Das Kapitel des VfL in der Bun­des­liga begann 1971 und ist eine Sisy­phos­ge­schichte: In fast jeder Spiel­zeit brachte man ein, zwei richtig gute Spieler hervor, formte eine solide Mann­schaft, große Hoff­nung kam auf – aber in Bochum war die Kohle knapp und am Ende der Saison musste man die besten Spieler ver­kaufen. So begann alles wieder von Neuem.

Ata war die lahmste Ente“

Nur einer, so scheint es, war immer da. In einer Zeit­spanne, in der in Bochum die letzte Zeche schloss, die Stadt Wat­ten­scheid ein­ge­meindet und das Sta­dion an der Cas­troper Straße zum modernen Ruhr­sta­dion umge­baut wurde, konnte man sich zumin­dest auf Ata Lameck immer ver­lassen. 16 Jahre spielte er für den VfL. Mister Zuver­lässig.

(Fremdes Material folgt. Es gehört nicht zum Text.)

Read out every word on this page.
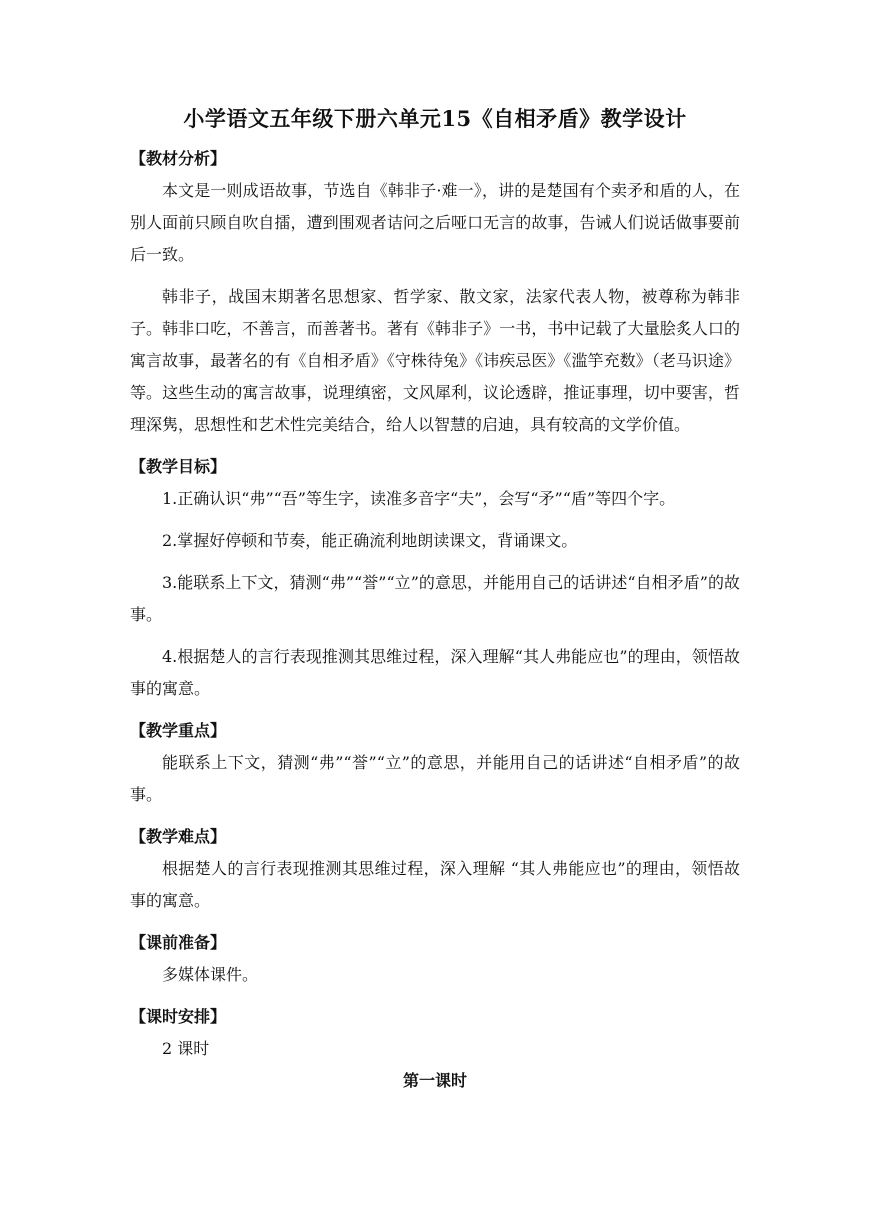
小学语文五年级下册六单元15《自相矛盾》教学设计
【教材分析】

本文是一则成语故事，节选自《韩非子·难一》，讲的是楚国有个卖矛和盾的人，在别人面前只顾自吹自擂，遭到围观者诘问之后哑口无言的故事，告诫人们说话做事要前后一致。

韩非子，战国末期著名思想家、哲学家、散文家，法家代表人物，被尊称为韩非子。韩非口吃，不善言，而善著书。著有《韩非子》一书，书中记载了大量脍炙人口的寓言故事，最著名的有《自相矛盾》《守株待兔》《讳疾忌医》《滥竽充数》（老马识途》等。这些生动的寓言故事，说理缜密，文风犀利，议论透辟，推证事理，切中要害，哲理深隽，思想性和艺术性完美结合，给人以智慧的启迪，具有较高的文学价值。

【教学目标】

1.正确认识“弗”“吾”等生字，读准多音字“夫”，会写“矛”“盾”等四个字。

2.掌握好停顿和节奏，能正确流利地朗读课文，背诵课文。

3.能联系上下文，猜测“弗”“誉”“立”的意思，并能用自己的话讲述“自相矛盾”的故事。

4.根据楚人的言行表现推测其思维过程，深入理解“其人弗能应也”的理由，领悟故事的寓意。

【教学重点】

能联系上下文，猜测“弗”“誉”“立”的意思，并能用自己的话讲述“自相矛盾”的故事。

【教学难点】

根据楚人的言行表现推测其思维过程，深入理解 “其人弗能应也”的理由，领悟故事的寓意。

【课前准备】

多媒体课件。

【课时安排】

2 课时

第一课时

Er hat sich nie gedrückt, war nie krank“, erin­nert sich Erich Klamma, damals gefürch­teter Kon­di­ti­ons­trainer beim VfL. Ata war die lahmste Ente, die ich je trai­niert habe. Aber über 500 Bun­des­li­ga­spiele, die macht ja kein Blinder.“

Ganz im Gegen­teil. Mein Auge war mein Kapital“, sagt Lameck selbst heute. Ich wusste immer schon, was mein Gegen­spieler macht.“ Er las das Spiel wie einen Gro­schen­roman: ohne viel Nach­denken. Mit seinem über­ra­genden Stel­lungs­spiel schal­tete er auch die Größten der Liga aus. Rüdiger Abramczik, sei­ner­zeit einer der besten deut­schen Flü­gel­stürmer und Spieler des FC Schalke 04, habe vor dem Spiel im Spie­ler­tunnel zu ihm gesagt: Ach Ata, wenn ich dich schon wieder sehe. Ich brauche ja gar nicht raus­zu­gehen.“

Ange­fangen hatte Michael Lameck aus Essen das Fuß­ball­spielen als 17-Jäh­riger. Zumin­dest im Verein. Früher wollten seine Eltern das nicht. Gebolzt hat er natür­lich trotzdem, auf der schwarzen Asche vom TuS Essen-West, später auch sein erster Verein. Genau diese Asche brachte ihm seinen Spitz­namen ein: Nur mit dem Scheu­er­mittel Ata“ konnte seine Mutter ihn nach dem Pöhlen sauber schrubben.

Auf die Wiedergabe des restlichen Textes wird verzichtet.